If you'd like a very (very) deep dive, you can look at documentation, for instance the scikit-learn docs [here](https://scikit-learn.org/stable/modules/model_evaluation.html).


When looking at these and other resources, of course, you should understand what these metrics mean and how to use them. However, it is **almost more important** to know when to to use the metrics, and what the metrics look like when they are *good* or *bad* for the model.

### Accuracy
The accuracy of a model is the ratio of total predictions that were "correct" out of the total number of inputs.



```
from sklearn.metrics import accuracy_score

acc = accuracy_score(y_true, y_pred)
```

### Precision
The precision of a model shows how many of the predicted positives were actually positive.


```
from sklearn.metrics import precision_score

precision_score(y_true, y_pred)
```

### Recall/Sensitivity
The recall of a model determines how many of the actual positives were correctly predicted.
```
from sklearn.metrics import recall_score

recall_score(y_true, y_pred)
```

Did it sound like I just said the same thing three times? Fair! These three terms are easy to confuse.  Use the metrics when you want to answer the following questions.

**Accuracy:** How often is the model right overall?

**Precision:** How often is the model right *when it predicts positive*

**Recall:** How many of the total correct predictions did the model predict?


### F1-Score
The F1 score is the mean of precision and recall.


```
from sklearn.metrics import f1_score

f1_score(y_true, y_pred)
```


###  Confusion Matrix
Imagine a matrix as a tabular arrangement of numbers, with rows and columns.

The confusion matrix, when simplified, is an 2x2 matrix(Meaning 2 rows, and 2 columns), comprised of the number of True Negatives (TN), False Negatives (FN), False Positives (FP) and True Positives (FP).

Note that the confusion matrix will increase in size based on the number of features to predict.



```
from sklearn.metrics import confusion_matrix

cm = confusion_matrix(actual, predictions, normalize=None)

#You would definitely want to visualize this with a graph instead of just print(cm)
```



###  ROC
A ROC, or Receiver Operator Characteristic curve, is a graph with true positive rate plotted against false positive rate.

### AUC
The Area Under the roc Curve (ROC) is, well....the area under the ROC curve. It shows the probability that the model will rank a positive prediction over a negative prediciton.

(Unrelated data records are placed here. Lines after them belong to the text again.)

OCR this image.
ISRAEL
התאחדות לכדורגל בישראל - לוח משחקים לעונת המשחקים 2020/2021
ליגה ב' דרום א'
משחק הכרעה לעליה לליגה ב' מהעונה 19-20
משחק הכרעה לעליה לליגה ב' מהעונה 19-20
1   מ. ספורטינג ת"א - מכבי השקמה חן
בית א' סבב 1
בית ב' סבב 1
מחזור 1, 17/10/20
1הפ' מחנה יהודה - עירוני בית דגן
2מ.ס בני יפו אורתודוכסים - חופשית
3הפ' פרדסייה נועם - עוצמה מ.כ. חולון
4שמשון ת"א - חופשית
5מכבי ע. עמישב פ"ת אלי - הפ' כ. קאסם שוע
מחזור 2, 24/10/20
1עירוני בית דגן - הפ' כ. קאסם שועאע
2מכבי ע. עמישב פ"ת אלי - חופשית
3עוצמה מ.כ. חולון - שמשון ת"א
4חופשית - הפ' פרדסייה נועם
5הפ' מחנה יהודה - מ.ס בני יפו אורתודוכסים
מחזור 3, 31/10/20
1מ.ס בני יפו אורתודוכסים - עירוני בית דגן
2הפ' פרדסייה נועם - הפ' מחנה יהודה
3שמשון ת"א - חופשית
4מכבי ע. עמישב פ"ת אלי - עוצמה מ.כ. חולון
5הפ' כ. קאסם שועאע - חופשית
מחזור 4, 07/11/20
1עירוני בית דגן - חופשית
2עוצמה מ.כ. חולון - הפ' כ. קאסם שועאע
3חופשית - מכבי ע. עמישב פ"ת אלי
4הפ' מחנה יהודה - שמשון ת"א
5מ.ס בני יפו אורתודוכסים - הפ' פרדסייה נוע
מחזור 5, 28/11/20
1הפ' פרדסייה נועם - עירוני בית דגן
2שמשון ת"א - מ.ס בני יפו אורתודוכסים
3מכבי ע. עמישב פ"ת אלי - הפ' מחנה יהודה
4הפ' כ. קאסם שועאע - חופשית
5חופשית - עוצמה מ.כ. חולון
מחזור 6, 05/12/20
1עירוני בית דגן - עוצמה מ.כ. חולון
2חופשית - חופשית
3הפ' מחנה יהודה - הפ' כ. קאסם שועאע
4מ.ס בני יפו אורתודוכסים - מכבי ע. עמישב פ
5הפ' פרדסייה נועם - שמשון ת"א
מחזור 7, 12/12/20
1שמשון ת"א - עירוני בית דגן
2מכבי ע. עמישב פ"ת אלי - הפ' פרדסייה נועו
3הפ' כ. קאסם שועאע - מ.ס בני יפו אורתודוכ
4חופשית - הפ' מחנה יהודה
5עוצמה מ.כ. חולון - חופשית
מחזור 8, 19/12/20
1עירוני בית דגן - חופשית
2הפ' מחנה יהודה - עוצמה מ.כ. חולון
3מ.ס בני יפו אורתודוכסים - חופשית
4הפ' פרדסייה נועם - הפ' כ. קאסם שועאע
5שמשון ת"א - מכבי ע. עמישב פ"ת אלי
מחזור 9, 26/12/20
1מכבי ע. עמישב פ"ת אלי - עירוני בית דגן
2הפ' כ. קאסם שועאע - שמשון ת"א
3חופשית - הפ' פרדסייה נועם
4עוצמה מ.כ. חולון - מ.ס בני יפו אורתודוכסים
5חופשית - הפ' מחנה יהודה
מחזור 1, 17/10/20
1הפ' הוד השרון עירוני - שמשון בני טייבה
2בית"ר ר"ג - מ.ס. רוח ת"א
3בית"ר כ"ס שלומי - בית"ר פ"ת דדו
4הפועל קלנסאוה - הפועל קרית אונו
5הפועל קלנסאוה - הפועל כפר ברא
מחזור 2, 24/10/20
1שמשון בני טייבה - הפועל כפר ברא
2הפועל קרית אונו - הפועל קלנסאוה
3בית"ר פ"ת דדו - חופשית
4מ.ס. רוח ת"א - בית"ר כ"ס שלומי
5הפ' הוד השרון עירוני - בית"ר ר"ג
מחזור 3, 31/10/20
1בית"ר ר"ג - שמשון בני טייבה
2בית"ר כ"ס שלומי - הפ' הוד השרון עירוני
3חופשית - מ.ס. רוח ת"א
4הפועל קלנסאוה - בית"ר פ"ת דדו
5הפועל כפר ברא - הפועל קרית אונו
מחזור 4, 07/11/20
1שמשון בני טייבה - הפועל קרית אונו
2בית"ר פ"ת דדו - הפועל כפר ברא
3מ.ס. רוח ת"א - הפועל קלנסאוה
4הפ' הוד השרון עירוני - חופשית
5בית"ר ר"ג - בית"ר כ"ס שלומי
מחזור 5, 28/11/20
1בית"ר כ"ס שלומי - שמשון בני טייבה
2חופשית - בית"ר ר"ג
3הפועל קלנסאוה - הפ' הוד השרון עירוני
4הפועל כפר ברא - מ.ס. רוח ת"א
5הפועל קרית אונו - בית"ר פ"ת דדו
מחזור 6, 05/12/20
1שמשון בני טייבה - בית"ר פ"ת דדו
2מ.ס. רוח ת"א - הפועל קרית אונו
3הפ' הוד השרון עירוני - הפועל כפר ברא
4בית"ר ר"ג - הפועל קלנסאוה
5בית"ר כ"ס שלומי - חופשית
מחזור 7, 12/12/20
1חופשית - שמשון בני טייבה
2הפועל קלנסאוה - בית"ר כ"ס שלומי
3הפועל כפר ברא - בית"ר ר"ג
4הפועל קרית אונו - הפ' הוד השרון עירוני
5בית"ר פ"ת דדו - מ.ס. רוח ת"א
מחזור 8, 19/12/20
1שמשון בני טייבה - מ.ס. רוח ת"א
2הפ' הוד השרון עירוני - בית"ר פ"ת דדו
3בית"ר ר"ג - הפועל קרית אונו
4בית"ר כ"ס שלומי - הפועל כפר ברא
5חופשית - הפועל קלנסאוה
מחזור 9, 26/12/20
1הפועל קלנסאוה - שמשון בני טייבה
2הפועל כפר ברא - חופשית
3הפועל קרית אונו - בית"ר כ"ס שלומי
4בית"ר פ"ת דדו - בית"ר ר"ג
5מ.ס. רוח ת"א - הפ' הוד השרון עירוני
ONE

[Here it's explained pretty clearly](https://developers.google.com/machine-learning/crash-course/classification/roc-and-auc)


## Model Optimization
Having evaluated a model, we often choose to optimize the model in one way or another. While we won't have time to go through these, it is important to note them as you, more than likely, would have to use them in the future. Some important examples include:

- Cost functions: calculates the cost/error/loss, ie or the number of mistakes that the model makes. We can use the error information to improve the model.

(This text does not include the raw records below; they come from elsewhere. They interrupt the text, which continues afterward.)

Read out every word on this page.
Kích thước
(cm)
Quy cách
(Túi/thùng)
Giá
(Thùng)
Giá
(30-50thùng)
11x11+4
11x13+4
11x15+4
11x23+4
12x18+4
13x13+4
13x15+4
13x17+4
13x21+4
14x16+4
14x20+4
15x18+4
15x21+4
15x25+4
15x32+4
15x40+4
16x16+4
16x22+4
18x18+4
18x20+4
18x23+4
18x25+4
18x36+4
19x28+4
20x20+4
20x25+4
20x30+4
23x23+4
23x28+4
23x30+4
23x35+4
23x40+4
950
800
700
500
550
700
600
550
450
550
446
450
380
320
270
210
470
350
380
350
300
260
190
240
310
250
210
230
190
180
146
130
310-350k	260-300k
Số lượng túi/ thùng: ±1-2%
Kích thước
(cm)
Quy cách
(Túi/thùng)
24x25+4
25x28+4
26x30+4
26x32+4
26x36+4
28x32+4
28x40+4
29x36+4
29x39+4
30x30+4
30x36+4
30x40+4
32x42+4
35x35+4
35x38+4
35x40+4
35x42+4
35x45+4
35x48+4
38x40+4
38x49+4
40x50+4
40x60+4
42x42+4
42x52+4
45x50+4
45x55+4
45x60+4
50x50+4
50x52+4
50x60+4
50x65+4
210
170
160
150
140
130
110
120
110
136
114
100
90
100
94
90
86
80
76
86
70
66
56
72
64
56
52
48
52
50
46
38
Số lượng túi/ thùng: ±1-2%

- Hyperparameter Tuning: finds the optimal hyperparameter values



## Task

Now that the theory is out of the way, I would like you to pick any class project that we have worked on, and add at least three evaluaiton metrics.

## HW

Although we aren't quite done with machine learning (next week we will be looking further into unsupervised learning), I'd like us to get a head start in the race to understanding *neural networks*.

As a result, for homework I would like you to build a brain!

**Due Next Week (Week 6):** https://learn.nvidia.com/courses/course-detail?course_id=course-v1:DLI+T-FX-01+V1

Please read each cell carefully before running! Don't just mindlessly press run :)

**Due the Week Afterwards (Week 7):** Create a neural network similar to the one from the course, on anything that you'd like!